Parut enfin Cyrus lui-même, monté sur son char, la tête couverte d’une tiare qui s’élevait en pointe ; vêtu d’une tunique mi-partie de pourpre et de blanc, habillement réservé au roi seul, d’un haut-de-chausse d’une couleur vive, et d’un manteau de pourpre. Sa tiare était ceinte du diadème, que portaient aussi ceux qu’il honorait du titre de cousins, et que portent encore ceux qui jouissent de la même distinction. Il avait les mains découvertes : à ses côtés était assis le conducteur du char, homme d’une taille avantageuse, mais qui semblait inférieure à la sienne.
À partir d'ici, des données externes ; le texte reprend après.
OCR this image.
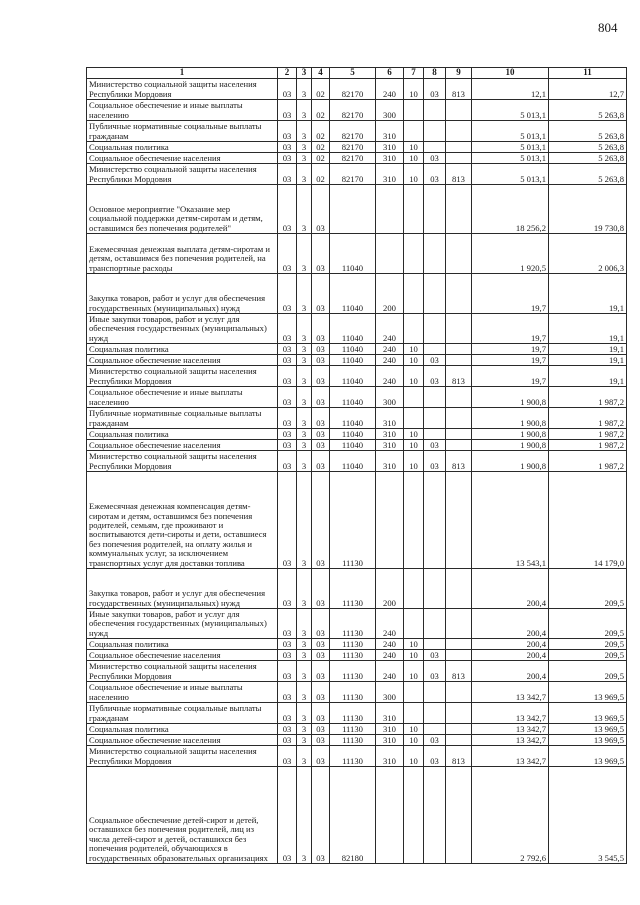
804
1	2	3	4	5	6	7	8	9	10	11
Министерство социальной защиты населения Республики Мордовия	03	3	02	82170	240	10	03	813	12,1	12,7
Социальное обеспечение и иные выплаты населению	03	3	02	82170	300				5 013,1	5 263,8
Публичные нормативные социальные выплаты гражданам	03	3	02	82170	310				5 013,1	5 263,8
Социальная политика	03	3	02	82170	310	10			5 013,1	5 263,8
Социальное обеспечение населения	03	3	02	82170	310	10	03		5 013,1	5 263,8
Министерство социальной защиты населения Республики Мордовия	03	3	02	82170	310	10	03	813	5 013,1	5 263,8
Основное мероприятие "Оказание мер социальной поддержки детям-сиротам и детям, оставшимся без попечения родителей"	03	3	03						18 256,2	19 730,8
Ежемесячная денежная выплата детям-сиротам и детям, оставшимся без попечения родителей, на транспортные расходы	03	3	03	11040					1 920,5	2 006,3
Закупка товаров, работ и услуг для обеспечения государственных (муниципальных) нужд	03	3	03	11040	200				19,7	19,1
Иные закупки товаров, работ и услуг для обеспечения государственных (муниципальных) нужд	03	3	03	11040	240				19,7	19,1
Социальная политика	03	3	03	11040	240	10			19,7	19,1
Социальное обеспечение населения	03	3	03	11040	240	10	03		19,7	19,1
Министерство социальной защиты населения Республики Мордовия	03	3	03	11040	240	10	03	813	19,7	19,1
Социальное обеспечение и иные выплаты населению	03	3	03	11040	300				1 900,8	1 987,2
Публичные нормативные социальные выплаты гражданам	03	3	03	11040	310				1 900,8	1 987,2
Социальная политика	03	3	03	11040	310	10			1 900,8	1 987,2
Социальное обеспечение населения	03	3	03	11040	310	10	03		1 900,8	1 987,2
Министерство социальной защиты населения Республики Мордовия	03	3	03	11040	310	10	03	813	1 900,8	1 987,2
Ежемесячная денежная компенсация детям-сиротам и детям, оставшимся без попечения родителей, семьям, где проживают и воспитываются дети-сироты и дети, оставшиеся без попечения родителей, на оплату жилья и коммунальных услуг, за исключением транспортных услуг для доставки топлива	03	3	03	11130					13 543,1	14 179,0
Закупка товаров, работ и услуг для обеспечения государственных (муниципальных) нужд	03	3	03	11130	200				200,4	209,5
Иные закупки товаров, работ и услуг для обеспечения государственных (муниципальных) нужд	03	3	03	11130	240				200,4	209,5
Социальная политика	03	3	03	11130	240	10			200,4	209,5
Социальное обеспечение населения	03	3	03	11130	240	10	03		200,4	209,5
Министерство социальной защиты населения Республики Мордовия	03	3	03	11130	240	10	03	813	200,4	209,5
Социальное обеспечение и иные выплаты населению	03	3	03	11130	300				13 342,7	13 969,5
Публичные нормативные социальные выплаты гражданам	03	3	03	11130	310				13 342,7	13 969,5
Социальная политика	03	3	03	11130	310	10			13 342,7	13 969,5
Социальное обеспечение населения	03	3	03	11130	310	10	03		13 342,7	13 969,5
Министерство социальной защиты населения Республики Мордовия	03	3	03	11130	310	10	03	813	13 342,7	13 969,5
Социальное обеспечение детей-сирот и детей, оставшихся без попечения родителей, лиц из числа детей-сирот и детей, оставшихся без попечения родителей, обучающихся в государственных образовательных организациях	03	3	03	82180					2 792,6	3 545,5
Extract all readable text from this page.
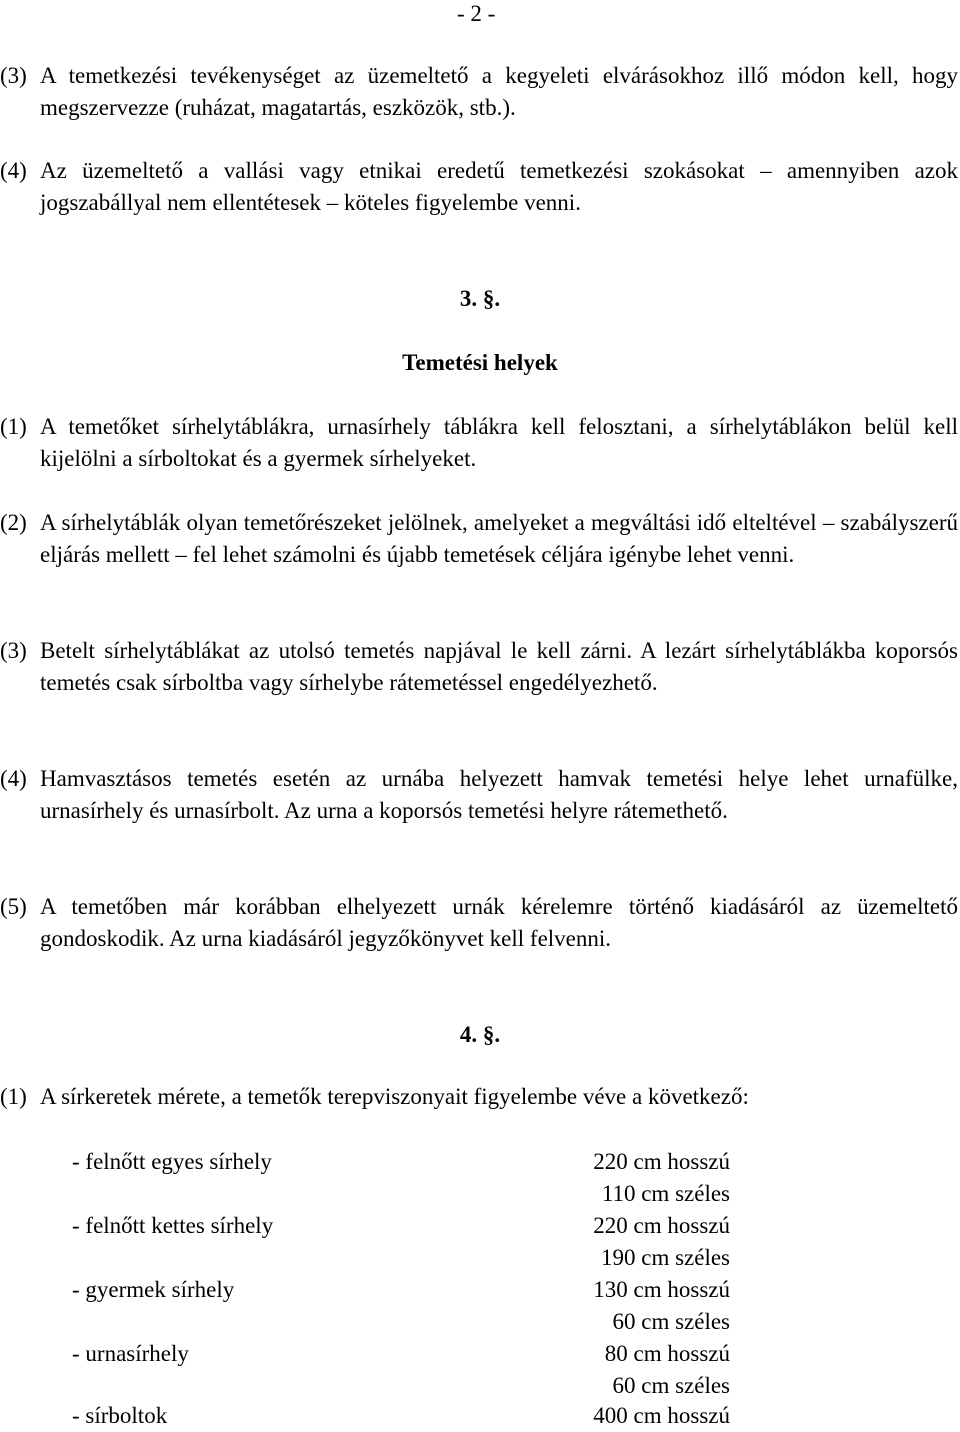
- 2 -
(3) A temetkezési tevékenységet az üzemeltető a kegyeleti elvárásokhoz illő módon kell, hogy megszervezze (ruházat, magatartás, eszközök, stb.).
(4) Az üzemeltető a vallási vagy etnikai eredetű temetkezési szokásokat – amennyiben azok jogszabállyal nem ellentétesek – köteles figyelembe venni.
3. §.
Temetési helyek
(1) A temetőket sírhelytáblákra, urnasírhely táblákra kell felosztani, a sírhelytáblákon belül kell kijelölni a sírboltokat és a gyermek sírhelyeket.
(2) A sírhelytáblák olyan temetőrészeket jelölnek, amelyeket a megváltási idő elteltével – szabályszerű eljárás mellett – fel lehet számolni és újabb temetések céljára igénybe lehet venni.
(3) Betelt sírhelytáblákat az utolsó temetés napjával le kell zárni. A lezárt sírhelytáblákba koporsós temetés csak sírboltba vagy sírhelybe rátemetéssel engedélyezhető.
(4) Hamvasztásos temetés esetén az urnába helyezett hamvak temetési helye lehet urnafülke, urnasírhely és urnasírbolt. Az urna a koporsós temetési helyre rátemethető.
(5) A temetőben már korábban elhelyezett urnák kérelemre történő kiadásáról az üzemeltető gondoskodik. Az urna kiadásáról jegyzőkönyvet kell felvenni.
4. §.
(1) A sírkeretek mérete, a temetők terepviszonyait figyelembe véve a következő:
- felnőtt egyes sírhely	220 cm hosszú
110 cm széles
- felnőtt kettes sírhely	220 cm hosszú
190 cm széles
- gyermek sírhely	130 cm hosszú
60 cm széles
- urnasírhely	80 cm hosszú
60 cm széles
- sírboltok	400 cm hosszú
Dès qu’on vit Cyrus, tous l’adorèrent en se prosternant : peut-être des gens apostés en donnèrent-ils l’exemple ; peut-être fut-ce l’effet ou de la surprise que causait un spectacle si nouveau, ou de l’admiration qu’excitaient et sa grande renommée et son air majestueux. Ce qui est certain, c’est que jusqu’à ce jour aucun Perse ne lui avait rendu de tels hommages.

Dès que le char fut sorti du palais, les quatre mille doryphores se mirent en marche, deux mille à chaque côté de ce char. Environ trois cents eunuques richement vêtus, et armés de dards, les suivaient à cheval : après eux on menait en main deux cents chevaux de ses écuries, ornés de freins d’or, et couverts de housses rayées. Ils étaient suivis de deux mille piquiers, après lesquels marchait, sous la conduite de Chrysante, le plus ancien corps de cavalerie perse, composé de dix mille hommes rangés sur cent de front et cent de hauteur ; après ce premier corps, un second de dix mille autres cavaliers perses, dans le même ordre, commandés par Hystaspe ; après celui-ci, un troisième de pareil nombre, dont Datamas était le chef ; enfin, un quatrième commandé par Gadatas. Ensuite venaient les cavaliers Mèdes, puis les Arméniens, les Cadusiens, les Saces. Derrière la cavalerie étaient les chars, rangés sur quatre de front, et conduits par le perse Artabate.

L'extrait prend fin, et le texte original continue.